第48話 選択の結果

「んん……」


 眩しい。これは日の光だろうか。俺はゆっくりと目を開けた。


「アル君!」


 起き上がろうとしたその瞬間だった。女性の声とともに、横になっている俺の体に何かがのしかかった。


「うわっ、シエラさん!?」


 俺の胸に顔をうずめているのはシエラさんだった。俺の名前を何度も呼んで泣きじゃくっている。


 ここは病院だろうか。俺はベッドに横たわって眠っていたらしい。夜が明けているから、時間経過は8時間くらいなのかもしれない。


「シエラさん、俺が言うのもアレなんですけど……落ち着きませんか?」


「君のせいだよ本当に……3日も寝ちゃうなんて、心配したんだから!」


「3日!?」


 8時間くらいだと思ったら、3日も眠りっぱなしだったのか!? あのままノアとお喋りを続けていたら餓死ルートもあったわけか。

 とはいえ、かなりダメージを受けていたから仕方ない部分もある。


「……ッ!」


 立ち上がろうとした瞬間、体に激痛が走った。


「まだ動いちゃ駄目だよ! アル君、運ばれたときは死にかけだったんだから!」


 死にかけかあ。確かに、あの時は<人間>の力があったからなんとか戦えていたけど、普通なら動くことだってできないだろう。

 仕方ない。大人しく休むとするか……。


「でも、本当によかった……アル君、このまま目覚めなかったらどうしようって思ってたから」


「俺は3日も寝てたんですよね? シエラさんはその間、ずっと俺を診ていてくれたんですか?」


「お仕事もあるから、抜けちゃった時間はあるけどね。それに、今ギルドの方はちょっとバタついていて……」


「……そうだ! 今、外の世界はどうなってるんですか!?」


 シエラさんは頷くと、俺が眠っている間のことを話してくれた。


 今回ダンが引き起こした事件によって、34人の行方が分からなくなっているという。

 おそらく、その人たちは<アンデッド>の効果によって、モンスターに姿を変えられてしまったのだろう。

 そして、その中にオルテーゼ家――つまりは領主とその奥方も含まれている。


 俺とシエラさんは、領主がアンデッドモンスターに襲われるところを目の当たりにしている。
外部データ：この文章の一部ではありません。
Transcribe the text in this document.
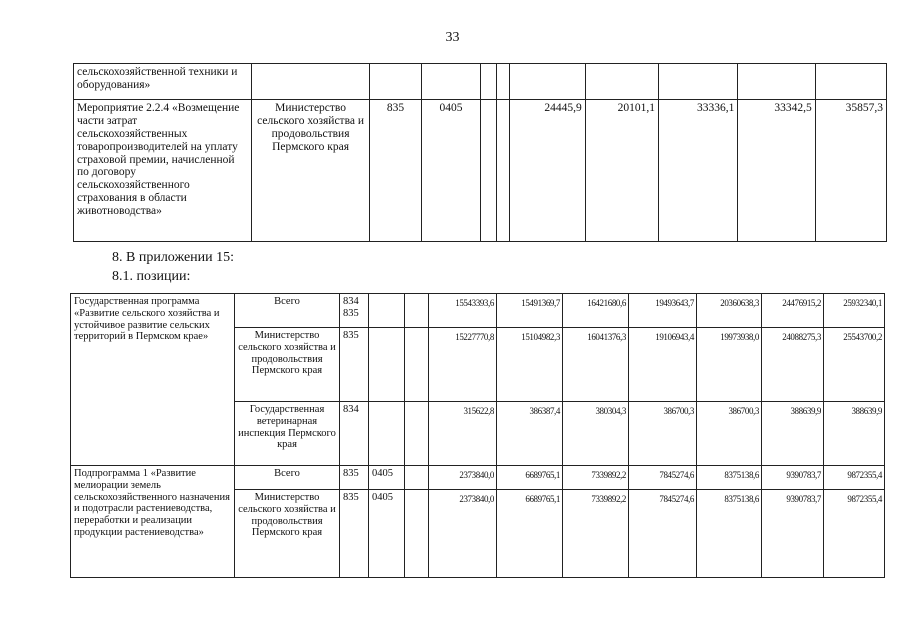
33
сельскохозяйственной техники и оборудования»										
Мероприятие 2.2.4 «Возмещение части затрат сельскохозяйственных товаропроизводителей на уплату страховой премии, начисленной по договору сельскохозяйственного страхования в области животноводства»	Министерство сельского хозяйства и продовольствия Пермского края	835	0405			24445,9	20101,1	33336,1	33342,5	35857,3
8. В приложении 15:
8.1. позиции:
Государственная программа «Развитие сельского хозяйства и устойчивое развитие сельских территорий в Пермском крае»	Всего	834 835			15543393,6	15491369,7	16421680,6	19493643,7	20360638,3	24476915,2	25932340,1
	Министерство сельского хозяйства и продовольствия Пермского края	835			15227770,8	15104982,3	16041376,3	19106943,4	19973938,0	24088275,3	25543700,2
	Государственная ветеринарная инспекция Пермского края	834			315622,8	386387,4	380304,3	386700,3	386700,3	388639,9	388639,9
Подпрограмма 1 «Развитие мелиорации земель сельскохозяйственного назначения и подотрасли растениеводства, переработки и реализации продукции растениеводства»	Всего	835	0405		2373840,0	6689765,1	7339892,2	7845274,6	8375138,6	9390783,7	9872355,4
	Министерство сельского хозяйства и продовольствия Пермского края	835	0405		2373840,0	6689765,1	7339892,2	7845274,6	8375138,6	9390783,7	9872355,4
領主ほどの人物なのに、あっけない最期だったと思う。

 そんなオルテーゼ家の影響で、ある問題が起きているらしい。


 一つは、誰がこの土地を管理するのか? という問題。

 オルテーゼ家は森林破壊などの悪行をしてきたわけだが、彼らの存在で俺たちの生活が守られてきたのも事実だ。

 オルテーゼ家の没落は、早急に解決しなければいけない問題だ。


 そして、問題の二つ目。それは、冒険者ギルドの存在だ。

 オルテーゼ家の没落をきっかけに、冒険者ギルドに調査が入ったらしい。

 そこで、冒険者ギルドがオルテーゼ家に多額の献金を受けていたことが発覚。


 冒険者ギルドはオルテーゼ家から金を貰う代わりに、ダンのランクを操作していたらしい。

 さらに、両者が癒着をすることによって、冒険者ギルドは政治に関して発言権を高めていく。まさにズブズブだ。


 ギルドマスターは失踪。冒険者ギルドは今、その問題であわただしくなっているらしく、一般職員のシエラさんは仕事どころじゃないという。


 一言でまとめるなら、悪事の元凶だったオルテーゼ家の没落によって、これまで抱えていた問題が火山のように一気に噴出してしてしまったということだろう。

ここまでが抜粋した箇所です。